Following several days of damaging testimony by AMP executives before a Royal Commission set up in February to investigate misconduct in the banking industry, AMP announced that CEO Craig Meller was stepping down "with immediate effect".
"AMP apologises unreservedly for the misconduct and failures in regulatory disclosures in the advice business," the bank's chairman, Catherine Brenner, said in a statement released early Friday.
In addition to charging clients for non-existent services, AMP admitted to the commission this week that senior executives had intervened in the drafting of a supposedly independent report drawn up for the inquiry.
It also admitted misleading the stock market watchdog Australian Securities and Investment Commission (ASIC) about the scandal, which affected some 15,700 clients between 2009 and 2016.
In its statement, AMP said a non-executive member of the bank's board, Mike Wilkins, had been appointed acting CEO and that an independent expert would head "an immediate, comprehensive review of AMP's regulatory reporting and governance processes".
AMP is just one of several major Australian banks under scrutiny by the Royal Commission.

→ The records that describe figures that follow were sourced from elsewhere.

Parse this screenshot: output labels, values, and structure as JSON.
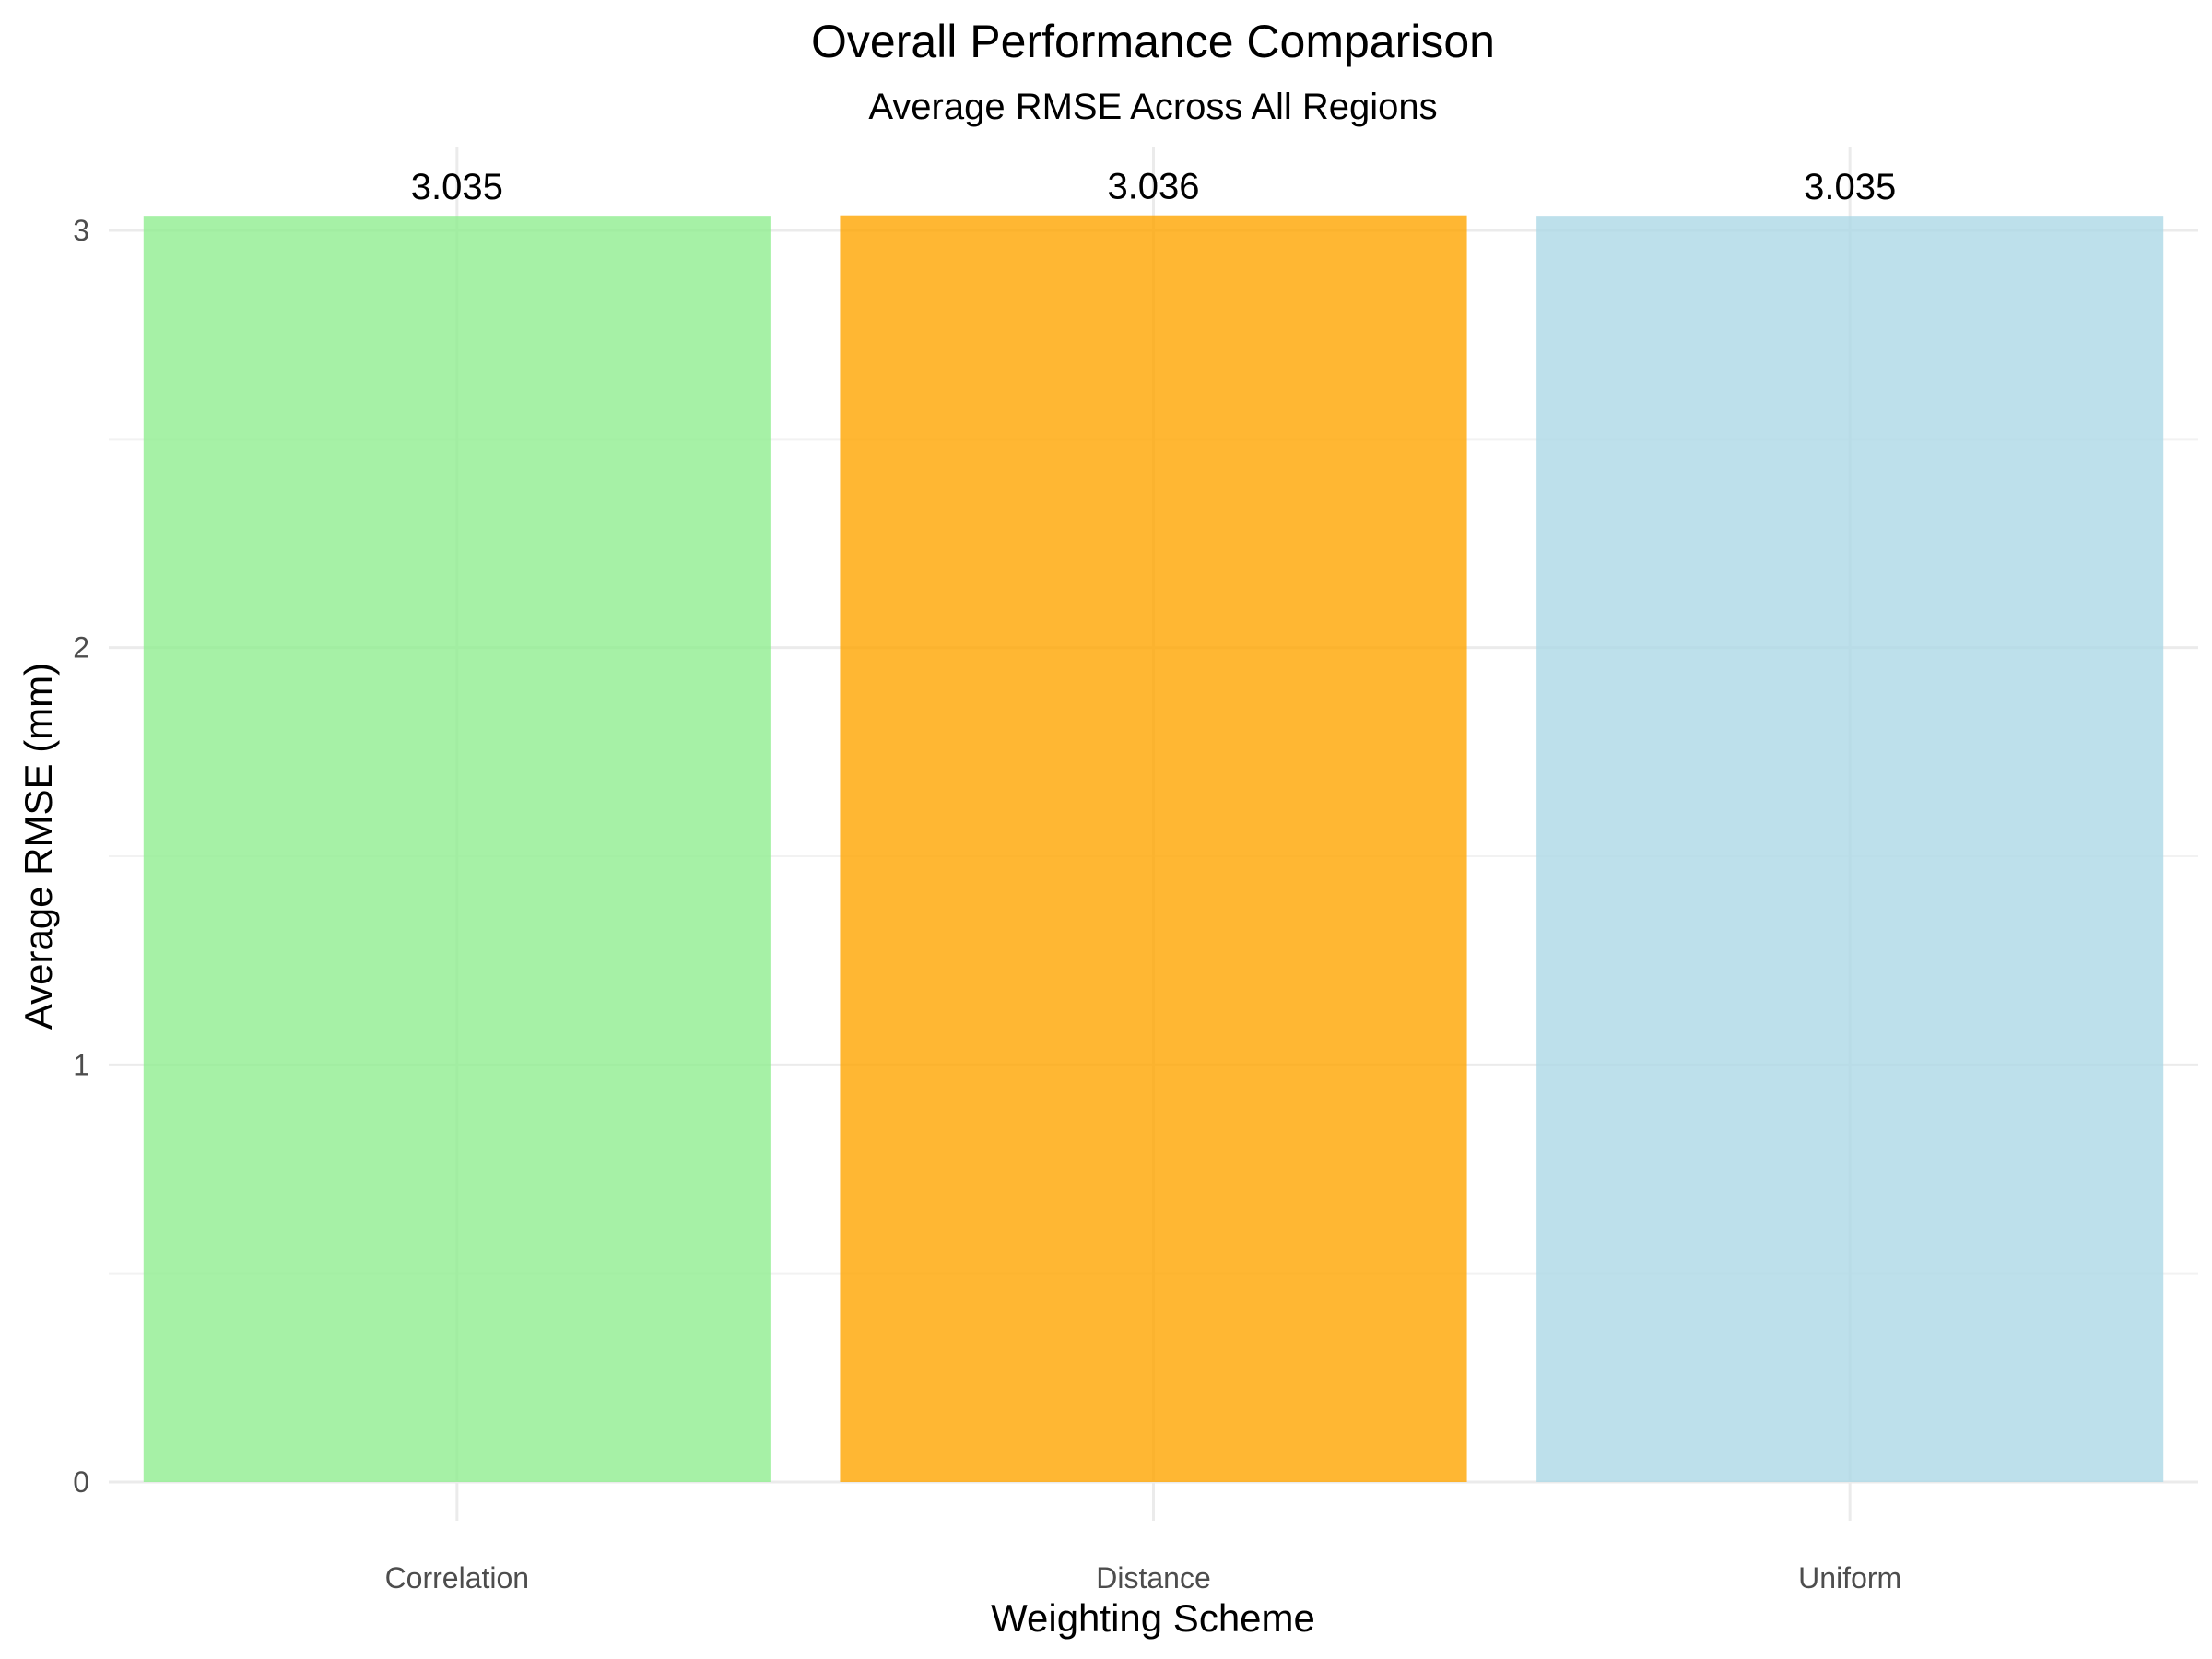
{
  "chart_data": {
    "type": "bar",
    "title": "Overall Performance Comparison",
    "subtitle": "Average RMSE Across All Regions",
    "xlabel": "Weighting Scheme",
    "ylabel": "Average RMSE (mm)",
    "categories": [
      "Correlation",
      "Distance",
      "Uniform"
    ],
    "values": [
      3.035,
      3.036,
      3.035
    ],
    "data_labels": [
      "3.035",
      "3.036",
      "3.035"
    ],
    "colors": [
      "#90EE90",
      "#FFA500",
      "#ADD8E6"
    ],
    "bar_opacity": 0.8,
    "ylim": [
      0,
      3.3
    ],
    "yticks": [
      0,
      1,
      2,
      3
    ],
    "grid": true,
    "legend": "none"
  }
}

Hearings this week also revealed that a subsidiary of CBA, the country's biggest bank, had continued charging service fees to some customers years after they had died.
The conservative government of Prime Minister Malcolm Turnbull, which had long resisted launching the Royal Commission, was set to announce later Friday harsh new criminal and financial penalties for bank misconduct.
The country's major banks -- among the developed world's wealthiest -- had been under increasing scrutiny in recent years amid allegations of dodgy financial and life insurance advice and mortgage fraud.
There have also been claims of anti-money laundering laws being breached and benchmark interest rates rigged.